TUESDAY’S WORD is skulk (SKULK). “These handsome gray birds … are usually found skulking amid the shadows of shrubs and thickets below a forest canopy.” — From an article by Gary Phillips at MyrtleBeachOnline.com, April 11, 2012.
The seventh annual Fieldale Heritage Festival will be Saturday, and the historic Virginia Home Inn will be open for tours. The following information about it is from festival organizer Bea Bullard.
“The new plant, named Fieldcrest Mills, began its operation in September 1919. The dormitory located on Field Avenue was completed in August 1920, to house the young unmarried ladies who came to work in the mill. It was easily within walking distance. The dormitory was a two-story colonial home with a full two-story porch and boasted 17 bedrooms with three large rooms, a living room, dining room and a kitchen.
“In 1929, the ‘Junie’ Merriman family came to operate the dormitory, and changed the name to The Virginia Home. At the demise of the last surviving Merriman daughter, Alice (Ted Merriman), The Virginia Home was closed and put on the market.
“In June 2009, William and Edward Lewis purchased the home, which was already listed on the National Register of Historic Places and the Virginia Landmark Registry. Since that time, the building has been restored and is now decorated with comfortable furniture, antiques and Oriental rugs.
“There are rumors of noises in the night, and some have mentioned seeing a glimpse of a ghost walking down the downstairs hall. The grounds are spectacular with shrubbery and flowers.”
As in previous festivals, the Lewises will open The Virginia Home Inn for tours on the day of the festival. The tours are free, but you must have a ticket. Tickets will be available at the Fieldale Insurance Agency adjacent to where shuttles will load. It is suggested you get a ticket early and come back for the tour.
Shuttles also will go to the Fieldale Park for the encampment of the newly recreated 2nd N.C. Regiment of the Continental Line and the George Waller Chapter of the Sons of the American Revolution.
The festival will be from 7 a.m. to 4 p.m. Saturday in Fieldale.

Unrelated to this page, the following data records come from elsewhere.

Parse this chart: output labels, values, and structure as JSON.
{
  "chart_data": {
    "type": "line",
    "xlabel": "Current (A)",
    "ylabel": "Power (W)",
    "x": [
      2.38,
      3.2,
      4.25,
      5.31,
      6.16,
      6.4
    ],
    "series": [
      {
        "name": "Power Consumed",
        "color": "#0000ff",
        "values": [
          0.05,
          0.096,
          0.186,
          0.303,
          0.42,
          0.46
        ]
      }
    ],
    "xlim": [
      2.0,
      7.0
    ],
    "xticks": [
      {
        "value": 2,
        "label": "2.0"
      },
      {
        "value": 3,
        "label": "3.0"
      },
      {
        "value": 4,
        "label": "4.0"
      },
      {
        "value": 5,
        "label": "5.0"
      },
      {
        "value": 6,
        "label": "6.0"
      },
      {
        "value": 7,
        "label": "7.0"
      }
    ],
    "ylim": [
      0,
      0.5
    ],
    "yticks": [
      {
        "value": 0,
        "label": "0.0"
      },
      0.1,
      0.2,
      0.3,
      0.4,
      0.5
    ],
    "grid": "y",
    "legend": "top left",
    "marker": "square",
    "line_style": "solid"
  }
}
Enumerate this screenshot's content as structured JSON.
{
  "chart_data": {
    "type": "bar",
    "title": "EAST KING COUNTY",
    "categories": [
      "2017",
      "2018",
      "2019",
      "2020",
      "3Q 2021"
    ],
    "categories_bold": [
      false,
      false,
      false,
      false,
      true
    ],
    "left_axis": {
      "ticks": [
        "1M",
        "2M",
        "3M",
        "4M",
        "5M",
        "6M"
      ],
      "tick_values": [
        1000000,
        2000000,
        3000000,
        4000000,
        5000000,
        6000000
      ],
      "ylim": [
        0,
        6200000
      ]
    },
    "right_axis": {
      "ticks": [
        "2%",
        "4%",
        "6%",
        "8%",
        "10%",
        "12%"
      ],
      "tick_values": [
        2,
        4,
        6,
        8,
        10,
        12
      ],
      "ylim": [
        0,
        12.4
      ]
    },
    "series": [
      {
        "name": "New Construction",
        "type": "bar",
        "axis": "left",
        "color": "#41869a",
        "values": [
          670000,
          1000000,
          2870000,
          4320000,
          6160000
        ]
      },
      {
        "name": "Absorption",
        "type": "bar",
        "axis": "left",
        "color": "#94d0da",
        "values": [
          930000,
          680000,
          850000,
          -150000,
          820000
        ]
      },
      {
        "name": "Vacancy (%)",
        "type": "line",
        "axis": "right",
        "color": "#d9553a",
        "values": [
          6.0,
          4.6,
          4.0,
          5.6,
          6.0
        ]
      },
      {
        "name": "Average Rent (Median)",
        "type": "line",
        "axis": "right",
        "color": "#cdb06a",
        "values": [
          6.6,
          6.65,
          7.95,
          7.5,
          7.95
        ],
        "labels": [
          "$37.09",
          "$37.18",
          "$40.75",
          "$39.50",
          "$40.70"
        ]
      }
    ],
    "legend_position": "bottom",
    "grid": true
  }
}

The Senior Spring Golf Tournament scheduled for today at Beaver Hills Golf Club has been postponed until Wednesday. Tee-off is still at 8 a.m. For more information, call Beaver Hills at 632-1526, Henry County Parks and Recreation at 634-4644 or the Martinsville Senior Center at 403-5260.
Many bluegrass musicians locally will recognize the name of Everett Lilly of Beckley, W.Va. Lilly was a fiddle and mandolin player. He and his brother Bea started performing as the Lilly Brothers and toured with entertainers such as Doc Watson, Jim and Jessie, and Bill Monroe. He played at the Grand Ole Opry for a number of years. His band also was the backup band for the Old Dominion Cloggers for performances in Oklahoma and West Virginia for a number of years. Lilly died May 8 at 87. He had been honored with numerous awards, including the International Bluegrass Music Association (IBMA) Hall of Honor.
Free advice at social affairs? Don’t bet on it. Here’s an example from a humor website:
A doctor and a lawyer were attending a cocktail party when the doctor was approached by a man who asked advice on how to handle his ulcer. The doctor mumbled some medical advice, then turned to the lawyer and remarked, “I never know how to handle the situation when I’m asked for medical advice during a social function. Is it acceptable to send a bill for such advice?” The lawyer replied that it was certainly acceptable to do so.
The next day, the doctor sent the ulcer-stricken man a bill. The lawyer also sent one to the doctor.